There's a pretty solid Reuters story out this morning, on the additional restructurings and headcount reductions still needed in pharma -- as the so-called "patent cliff" revenue fall-off has accelrated beyond what Wall Street had projected to this point.
It is easy to guess that Wall Street didn't fully expect that health care reform would pass in the first half of Mr. Obama's first term. Thus the Street didn't bake-in a steep-enough falloff, assuming that the old world would persist throught 2014.
Not so, thus -- according to Esha Dey, writing for Reuters:
. . . .A rolling wave of restructuring reflects the lack of major new drug launches to offset looming generic competition to multibillion-dollar medicines like Sanofi-Aventis and Bristol-Myers Squibb's drug Plavix for blood clots and Merck's Singulair for asthma.
While concerns over the "patent cliff" have dogged the industry for several years, in some cases the entry of generic versions of brand-name drugs has picked up more quickly than Wall Street had anticipated.

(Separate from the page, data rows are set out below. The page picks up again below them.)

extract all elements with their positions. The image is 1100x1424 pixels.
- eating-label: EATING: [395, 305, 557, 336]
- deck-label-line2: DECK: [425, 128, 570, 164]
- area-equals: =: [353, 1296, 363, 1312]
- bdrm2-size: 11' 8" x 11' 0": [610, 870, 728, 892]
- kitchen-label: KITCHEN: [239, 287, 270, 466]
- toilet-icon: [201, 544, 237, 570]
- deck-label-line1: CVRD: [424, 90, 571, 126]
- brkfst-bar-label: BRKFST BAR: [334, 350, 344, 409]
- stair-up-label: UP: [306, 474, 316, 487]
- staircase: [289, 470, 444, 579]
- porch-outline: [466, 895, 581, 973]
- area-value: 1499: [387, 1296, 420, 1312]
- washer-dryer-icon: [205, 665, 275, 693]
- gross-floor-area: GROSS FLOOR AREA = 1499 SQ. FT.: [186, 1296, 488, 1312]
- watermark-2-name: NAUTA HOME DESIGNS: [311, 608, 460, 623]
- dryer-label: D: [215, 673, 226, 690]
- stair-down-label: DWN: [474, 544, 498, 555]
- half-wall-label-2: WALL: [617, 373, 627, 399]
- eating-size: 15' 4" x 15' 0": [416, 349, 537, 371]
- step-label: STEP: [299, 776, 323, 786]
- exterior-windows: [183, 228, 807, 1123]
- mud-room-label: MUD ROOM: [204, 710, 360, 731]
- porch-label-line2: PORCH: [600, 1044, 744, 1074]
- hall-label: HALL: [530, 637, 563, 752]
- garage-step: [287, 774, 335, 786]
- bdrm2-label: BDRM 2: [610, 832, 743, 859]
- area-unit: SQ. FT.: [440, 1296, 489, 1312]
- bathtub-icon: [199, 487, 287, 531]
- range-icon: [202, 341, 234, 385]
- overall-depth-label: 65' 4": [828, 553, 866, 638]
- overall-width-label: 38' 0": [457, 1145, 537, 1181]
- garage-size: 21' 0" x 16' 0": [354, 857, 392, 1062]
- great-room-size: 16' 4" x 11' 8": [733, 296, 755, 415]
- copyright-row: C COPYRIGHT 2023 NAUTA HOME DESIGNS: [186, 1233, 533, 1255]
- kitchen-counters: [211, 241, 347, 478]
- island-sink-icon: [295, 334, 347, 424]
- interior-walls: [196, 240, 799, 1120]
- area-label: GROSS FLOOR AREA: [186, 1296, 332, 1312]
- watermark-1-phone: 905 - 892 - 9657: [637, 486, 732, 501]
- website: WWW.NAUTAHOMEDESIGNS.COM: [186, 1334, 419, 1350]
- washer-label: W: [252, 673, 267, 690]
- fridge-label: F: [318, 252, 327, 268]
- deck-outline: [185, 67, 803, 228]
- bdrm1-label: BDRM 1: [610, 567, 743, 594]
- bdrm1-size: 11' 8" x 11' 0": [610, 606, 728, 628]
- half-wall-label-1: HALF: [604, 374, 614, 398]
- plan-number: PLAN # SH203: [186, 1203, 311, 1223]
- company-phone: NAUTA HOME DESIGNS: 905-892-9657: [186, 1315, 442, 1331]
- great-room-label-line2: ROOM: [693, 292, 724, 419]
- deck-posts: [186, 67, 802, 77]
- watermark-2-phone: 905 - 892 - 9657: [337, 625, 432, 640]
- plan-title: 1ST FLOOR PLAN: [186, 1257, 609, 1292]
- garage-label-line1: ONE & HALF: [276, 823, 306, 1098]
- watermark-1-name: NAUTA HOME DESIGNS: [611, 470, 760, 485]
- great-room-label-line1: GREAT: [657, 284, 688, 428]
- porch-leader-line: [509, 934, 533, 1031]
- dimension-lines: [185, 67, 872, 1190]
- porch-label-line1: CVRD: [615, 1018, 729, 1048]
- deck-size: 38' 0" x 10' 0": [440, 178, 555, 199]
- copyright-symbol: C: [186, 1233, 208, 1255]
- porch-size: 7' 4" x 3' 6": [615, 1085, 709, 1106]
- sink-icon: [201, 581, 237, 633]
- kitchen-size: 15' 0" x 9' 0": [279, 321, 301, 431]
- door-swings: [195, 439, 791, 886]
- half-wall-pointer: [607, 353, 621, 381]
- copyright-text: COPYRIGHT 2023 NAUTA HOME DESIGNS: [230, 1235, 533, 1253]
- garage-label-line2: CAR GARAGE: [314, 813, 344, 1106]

The entry of generics can cause branded drugs to quickly lose at least 80 percent of U.S. sales, but can be 90 percent or more once multiple generics are available. . . .
Indeed. Here's a mid-2009 backgrounder, on the Singular® (Montelukast) patent litigation status -- with Teva. Since then, a "pay for delay" deal has been struck (as this January 2010 agreed dismissal of appeal hints) -- which likely has the patent exclusivity ending not much before August of 2012. That would be when the drug comes off patent, anyway. We'll keep you posted, if a shorter date emerges on this $5 billion a year Merck franchise.